DIY Binary Analysis with OBIN



To learn how tools like IDA work under the hood, and learn more about binary analysis, I made OBIN for Osiris Binary analysis tool which does the following:

  • Parsing the elf file and show the information in the header
  • Disassembling the sections which include program code (there is also an experimental gui with TkInter)
  • Generating the function call graph
  • Checking whether a sequence of syscalls or function calls can happen during the execution of the program

The source of OBIN is available here.


Parsing the ELF

Parsing the elf header is a tenuous process of looking into the documentation and implementing it to the minute detail that it is specified. The elf contains information about the architecture of the machine, the endianness, and the layout of the other data in the file which includes the actual code of the program.

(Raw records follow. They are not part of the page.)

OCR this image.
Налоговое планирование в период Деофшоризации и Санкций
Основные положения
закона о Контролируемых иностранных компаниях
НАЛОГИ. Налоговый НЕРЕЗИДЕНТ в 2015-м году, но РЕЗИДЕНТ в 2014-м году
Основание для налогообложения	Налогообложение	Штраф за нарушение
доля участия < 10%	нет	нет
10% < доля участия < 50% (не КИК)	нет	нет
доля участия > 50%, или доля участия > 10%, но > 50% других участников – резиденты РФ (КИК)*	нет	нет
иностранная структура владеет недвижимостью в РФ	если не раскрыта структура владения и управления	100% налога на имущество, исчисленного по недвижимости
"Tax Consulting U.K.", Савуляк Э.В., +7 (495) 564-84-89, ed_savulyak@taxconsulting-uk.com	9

The additional data is there so that the OS knows how to actually load the program in the memory and prepare it for execution. There are tools (like readelf) which display the information of an elf and can be used to verify our code. Below you can see how OBIN show the information from of an elf:

Disassembling

Once we get the relevant sections in the file which includes the code, we need to transform it from binary chunks into human readable assembly format. This looks like the most simple task: for a given architecture there is an specification detailing how each instruction is encoded into binary formats. (i.e. in x86, 0x90 is the NOP instruction) But despite the looks of it, instructions have different length (for example in x86, some are 1 bytes like NOP but it can be as long as 15 bytes!) and there are 1000+ instructions for x86 alone, and imagine wanting to do all this for multiple architectures, so this is something I knew I am definitely not going to implement myself! This problem has been tackled by other people in the past and there are really cool libraries that we can use for it, I opted to use Capstone: It is free, bindings for whatever language you desire and it covers most architectures you care about. Recently during CSAW’19 I had the privilege of running into some lads from Binary Ninja and they told me that despite these advantages, Capstone is not so fast (which matters when you want to analyze large programs) and it is also not free of bugs, which is also one of the challenges in making a good disassembler: to handle every instruction and every possible edge-case and quirk in the ISA. There is a great blog post by Binary Ninja regarding disassemblers, which shows that making disassemblers is not mundane nor is it an archaic practice. In OBIN I also made a very simple gui using TkInter to show disassembly (invoke the program with “-gui” option to see this):

What’s next?

After parsing the elf format, and disassembling the code we can extract useful information like the callgraph: by considering the call instructions we can make the graph. Imagine having an exploitable function called foo, you will be then interested to know how it is invoked in the program so that you can exploit it. Or take the notorious Heartbleed vulnerability, which is triggered when the sizes of memcpy call came from a call to ntohl, you want to check for this behaviour and flag that it as unsafe. Usually, like the example of Heartbleed we need some more analysis than just call graph, like knowing where variables come from and where they go: which is called taint analysis, maybe you can add this feature to OBIN yourself. The callgraph generation of OBIN looks like this:


OBIN can also check for syscalls, and you can specify a sequence of syscalls, and OBIN checks wheteher such sequence of syscalls happens in the program. Such analysis is done by antivirus software, but usually in much more sophisticated fashion, because antivirus software has to deal with very large binaries, and in very large volumes. It is thus very important to do such checks very fast, and to also check against a very large database of suspicious/malicious behaviour. These are encoded very efficiently into signatures and matched on any binary in the system.